Chasse

1954 Chasse regardée

Page du catalogue Manufrance : fusils Robust et Simplex

" Il serait erroné de déduire du titre de cette étape que mes parents m'accompagnaient dans des battues sur nos lieux de vacances en Basse Normandie.

 

L'image que je me faisais de la chasse était essentiellement livresque, basée sur les illustrations - puis sur des articles quand je sus lire - de la revue Le Chasseur Français auquel mon père était abonné mais également de l'encart publicitaire de la Manufacture des Armes et Cycles de Saint-Étienne, Manufrance, éditrice de la revue depuis 1885, encart dans lequel les fusils Robust côtoyaient les bicyclettes Hirondelle.

Encart publicitaire : "on tue plus avec les fusils Manufrance"

 Le souvenir que j'en garde est contrasté.

 

Au titre d'une chasse faisant partie des activités des adultes, l'image serait plutôt positive: un cadre champêtre, campagnard évoquant les vacances.

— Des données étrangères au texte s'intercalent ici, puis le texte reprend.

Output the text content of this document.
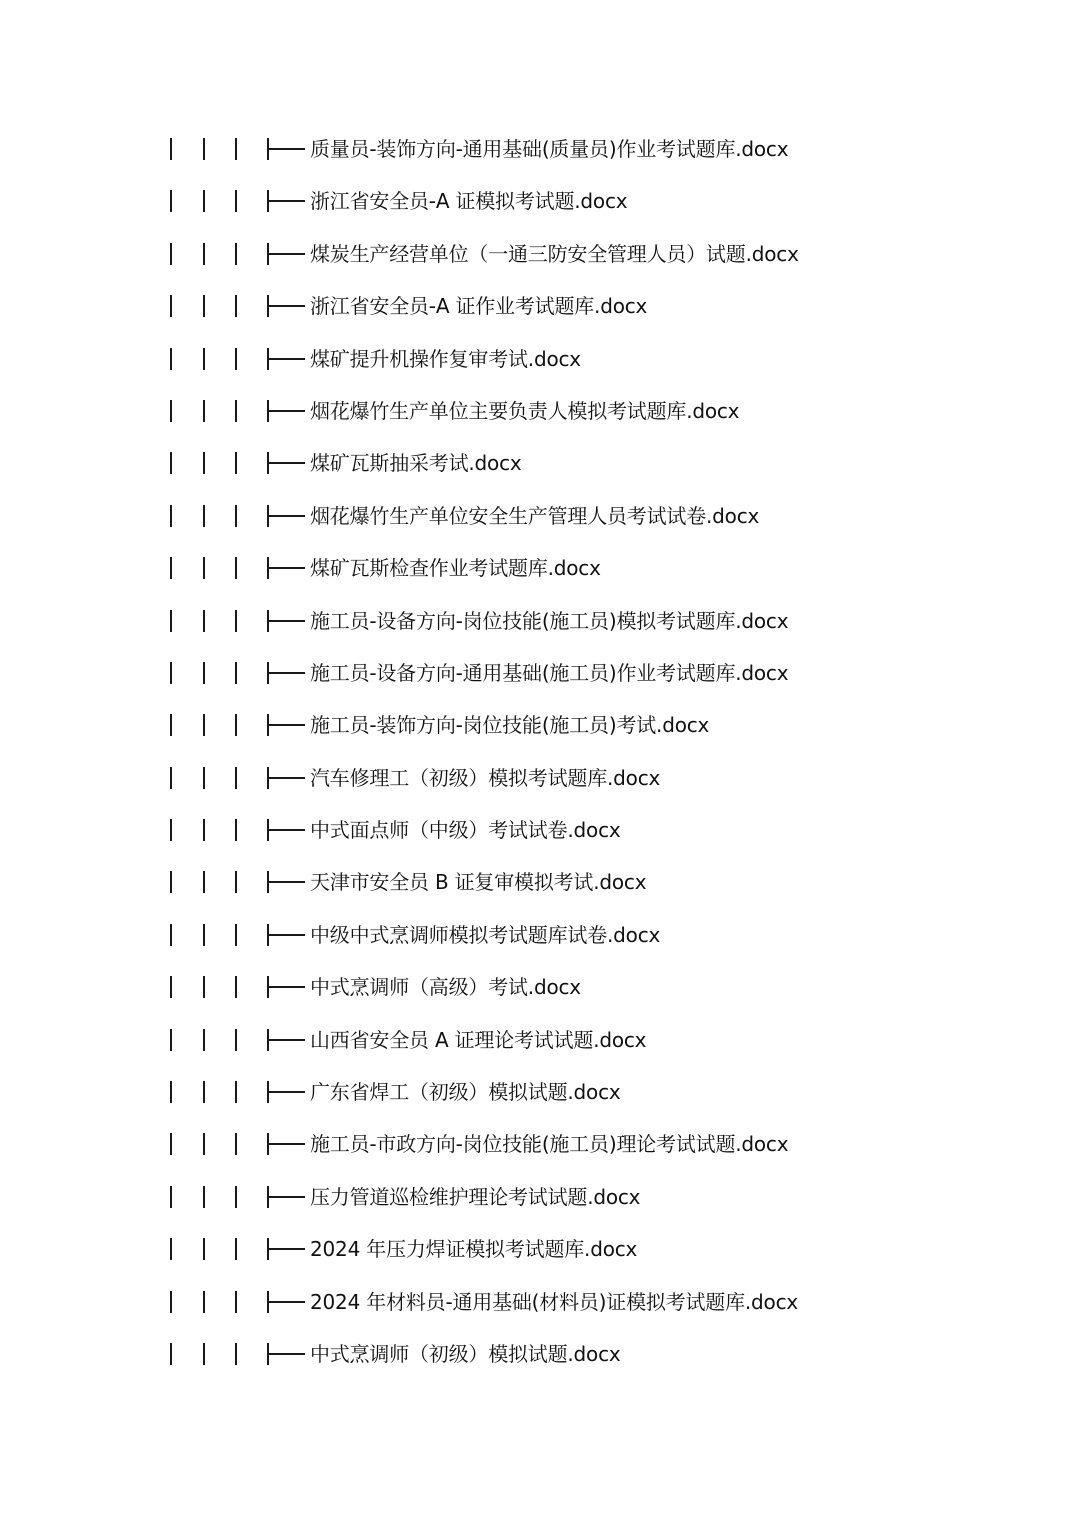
质量员-装饰方向-通用基础(质量员)作业考试题库.docx
浙江省安全员-A 证模拟考试题.docx
煤炭生产经营单位（一通三防安全管理人员）试题.docx
浙江省安全员-A 证作业考试题库.docx
煤矿提升机操作复审考试.docx
烟花爆竹生产单位主要负责人模拟考试题库.docx
煤矿瓦斯抽采考试.docx
烟花爆竹生产单位安全生产管理人员考试试卷.docx
煤矿瓦斯检查作业考试题库.docx
施工员-设备方向-岗位技能(施工员)模拟考试题库.docx
施工员-设备方向-通用基础(施工员)作业考试题库.docx
施工员-装饰方向-岗位技能(施工员)考试.docx
汽车修理工（初级）模拟考试题库.docx
中式面点师（中级）考试试卷.docx
天津市安全员 B 证复审模拟考试.docx
中级中式烹调师模拟考试题库试卷.docx
中式烹调师（高级）考试.docx
山西省安全员 A 证理论考试试题.docx
广东省焊工（初级）模拟试题.docx
施工员-市政方向-岗位技能(施工员)理论考试试题.docx
压力管道巡检维护理论考试试题.docx
2024 年压力焊证模拟考试题库.docx
2024 年材料员-通用基础(材料员)证模拟考试题库.docx
中式烹调师（初级）模拟试题.docx
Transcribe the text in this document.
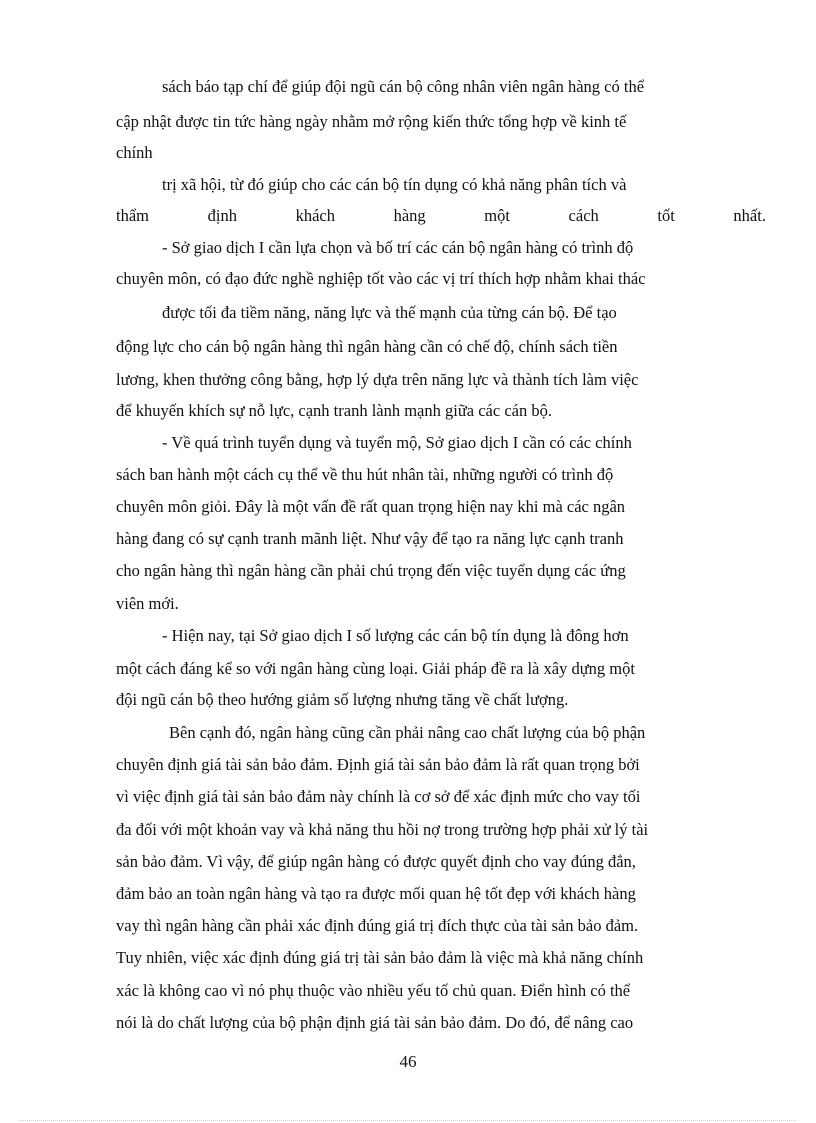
sách báo tạp chí để giúp đội ngũ cán bộ công nhân viên ngân hàng có thể
cập nhật được tin tức hàng ngày nhằm mở rộng kiến thức tổng hợp về kinh tế
chính
trị xã hội, từ đó giúp cho các cán bộ tín dụng có khả năng phân tích và
thẩm	định	khách	hàng	một	cách	tốt	nhất.
- Sở giao dịch I cần lựa chọn và bố trí các cán bộ ngân hàng có trình độ
chuyên môn, có đạo đức nghề nghiệp tốt vào các vị trí thích hợp nhằm khai thác
được tối đa tiềm năng, năng lực và thế mạnh của từng cán bộ. Để tạo
động lực cho cán bộ ngân hàng thì ngân hàng cần có chế độ, chính sách tiền
lương, khen thưởng công bằng, hợp lý dựa trên năng lực và thành tích làm việc
để khuyến khích sự nỗ lực, cạnh tranh lành mạnh giữa các cán bộ.
- Về quá trình tuyển dụng và tuyển mộ, Sở giao dịch I cần có các chính
sách ban hành một cách cụ thể về thu hút nhân tài, những người có trình độ
chuyên môn giỏi. Đây là một vấn đề rất quan trọng hiện nay khi mà các ngân
hàng đang có sự cạnh tranh mãnh liệt. Như vậy để tạo ra năng lực cạnh tranh
cho ngân hàng thì ngân hàng cần phải chú trọng đến việc tuyển dụng các ứng
viên mới.
- Hiện nay, tại Sở giao dịch I số lượng các cán bộ tín dụng là đông hơn
một cách đáng kể so với ngân hàng cùng loại. Giải pháp đề ra là xây dựng một
đội ngũ cán bộ theo hướng giảm số lượng nhưng tăng về chất lượng.
Bên cạnh đó, ngân hàng cũng cần phải nâng cao chất lượng của bộ phận
chuyên định giá tài sản bảo đảm. Định giá tài sản bảo đảm là rất quan trọng bởi
vì việc định giá tài sản bảo đảm này chính là cơ sở để xác định mức cho vay tối
đa đối với một khoản vay và khả năng thu hồi nợ trong trường hợp phải xử lý tài
sản bảo đảm. Vì vậy, để giúp ngân hàng có được quyết định cho vay đúng đắn,
đảm bảo an toàn ngân hàng và tạo ra được mối quan hệ tốt đẹp với khách hàng
vay thì ngân hàng cần phải xác định đúng giá trị đích thực của tài sản bảo đảm.
Tuy nhiên, việc xác định đúng giá trị tài sản bảo đảm là việc mà khả năng chính
xác là không cao vì nó phụ thuộc vào nhiều yếu tố chủ quan. Điển hình có thể
nói là do chất lượng của bộ phận định giá tài sản bảo đảm. Do đó, để nâng cao
46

La consultation de la revue constituait pour moi une source d'évasion dans un décor plus paisible que celui de la capitale.

 

Bourgeois en belles tenues pour une chasse en Sologne en 1955, 1minute 10, film amateur muet sur le site Ciclic

 

Au passif de cette perception de la chasse, il y avait les fusils dont la publicité ne faisait pas mystère de la fonction («on tue plus avec les fusils Manufrance») et surtout les pièges effrayants qui, dans le meilleur des cas, cadenassaient et confinaient dans un espace minuscule et pour une durée indéterminée les animaux surpris dans leur liberté d'exploration et, bien pire, les immobilisaient dans des mâchoires de fer.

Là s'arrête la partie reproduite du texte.